In State ex rel. Park National Bank v. Globe Indemnity Co., 332 Mo. 1089, 61 S.W.2d 733, a judgment for substantial damages rendered in a suit upon a notary public’s bond was set aside because the injury did not result from the negligent act of the notary. The Supreme Court in reversing the judgment for substantial damages ordered the cause remanded with directions to the trial court to enter judgment for plaintiff for the amount of the bond to be satisfied upon the payment to plaintiff of one cent and costs. Similarly in State ex rel. and to Use of Wilkinson v. Central Surety & Ins. Corporation, 232 Mo.App. 748, 112 S.W.2d 607, a judgment for substantial damages for the breach of a notary’s bond was held to be erroneous. The cause was remanded with directions to the trial court to enter judgment for plaintiff in the amount of the bond to be satisfied on the payment to plaintiff of the sum of one dollar and costs.

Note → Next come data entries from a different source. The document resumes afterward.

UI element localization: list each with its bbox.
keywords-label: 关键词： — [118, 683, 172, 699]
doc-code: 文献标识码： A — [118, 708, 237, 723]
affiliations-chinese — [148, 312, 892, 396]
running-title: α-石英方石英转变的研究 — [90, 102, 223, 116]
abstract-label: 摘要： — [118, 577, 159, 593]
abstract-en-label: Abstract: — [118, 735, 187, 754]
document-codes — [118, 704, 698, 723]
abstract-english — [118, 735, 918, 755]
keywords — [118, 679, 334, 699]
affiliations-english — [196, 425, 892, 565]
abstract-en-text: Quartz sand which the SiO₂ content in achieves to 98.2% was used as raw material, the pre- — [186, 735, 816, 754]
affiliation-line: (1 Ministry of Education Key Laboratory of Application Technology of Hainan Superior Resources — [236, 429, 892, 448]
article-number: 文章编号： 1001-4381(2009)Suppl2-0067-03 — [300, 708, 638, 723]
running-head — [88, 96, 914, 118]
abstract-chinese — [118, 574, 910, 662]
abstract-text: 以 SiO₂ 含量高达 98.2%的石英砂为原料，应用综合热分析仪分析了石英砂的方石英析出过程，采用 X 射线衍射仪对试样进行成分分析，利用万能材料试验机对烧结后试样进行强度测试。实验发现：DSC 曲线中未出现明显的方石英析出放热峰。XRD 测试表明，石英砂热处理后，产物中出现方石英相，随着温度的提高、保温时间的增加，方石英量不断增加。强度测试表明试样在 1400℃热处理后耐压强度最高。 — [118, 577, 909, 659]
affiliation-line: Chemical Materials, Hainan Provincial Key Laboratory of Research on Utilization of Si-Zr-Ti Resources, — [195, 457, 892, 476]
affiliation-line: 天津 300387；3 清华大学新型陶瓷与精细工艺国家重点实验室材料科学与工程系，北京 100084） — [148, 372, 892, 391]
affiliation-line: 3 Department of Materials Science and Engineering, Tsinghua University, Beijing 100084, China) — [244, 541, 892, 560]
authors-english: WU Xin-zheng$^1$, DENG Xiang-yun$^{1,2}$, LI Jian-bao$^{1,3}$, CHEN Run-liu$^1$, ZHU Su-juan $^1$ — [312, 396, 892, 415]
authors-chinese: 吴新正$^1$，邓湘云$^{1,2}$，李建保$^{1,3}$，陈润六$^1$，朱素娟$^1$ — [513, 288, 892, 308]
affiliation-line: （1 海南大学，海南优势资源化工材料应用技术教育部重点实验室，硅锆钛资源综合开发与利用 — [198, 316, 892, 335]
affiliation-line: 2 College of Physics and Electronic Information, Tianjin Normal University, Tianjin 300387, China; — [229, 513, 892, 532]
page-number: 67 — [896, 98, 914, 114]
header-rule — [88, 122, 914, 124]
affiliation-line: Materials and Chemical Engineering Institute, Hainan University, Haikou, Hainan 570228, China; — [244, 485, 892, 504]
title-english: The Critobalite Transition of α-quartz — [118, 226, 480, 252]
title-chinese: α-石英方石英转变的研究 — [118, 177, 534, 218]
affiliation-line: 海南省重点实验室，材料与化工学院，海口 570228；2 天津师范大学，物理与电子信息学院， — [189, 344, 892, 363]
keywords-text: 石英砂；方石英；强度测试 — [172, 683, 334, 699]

Section 512.160, subd. 3, RSMo 1949, V. A.M.S., provides: “The appellate court shall examine the transcript on appeal and, subject to the provision of subsections 1 and 2 of this section, award a new trial or partial new trial, reverse or affirm the judgment or order of the trial court, or give such judgment as such court ought to have given, as to the appellate court shall seem agreeable to law. Unless justice requires otherwise the court shall dispose finally of the' case on appeal and no new trial shall be ordered as to issues in which no error appears.”
Under this statute, it is our duty to order such judgment entered as in our opinion the trial court should' have rendered. Howard National Bank & Trust Co. v. Jones, Mo.App., 238 S.W.2d 905, loc. cit. 911.
The judgment of the trial court is accordingly reversed and the cause remanded with directions to enter judgment for plaintiff for the amount of the bond to be satisfied upon the payment to plaintiff of one cent and costs.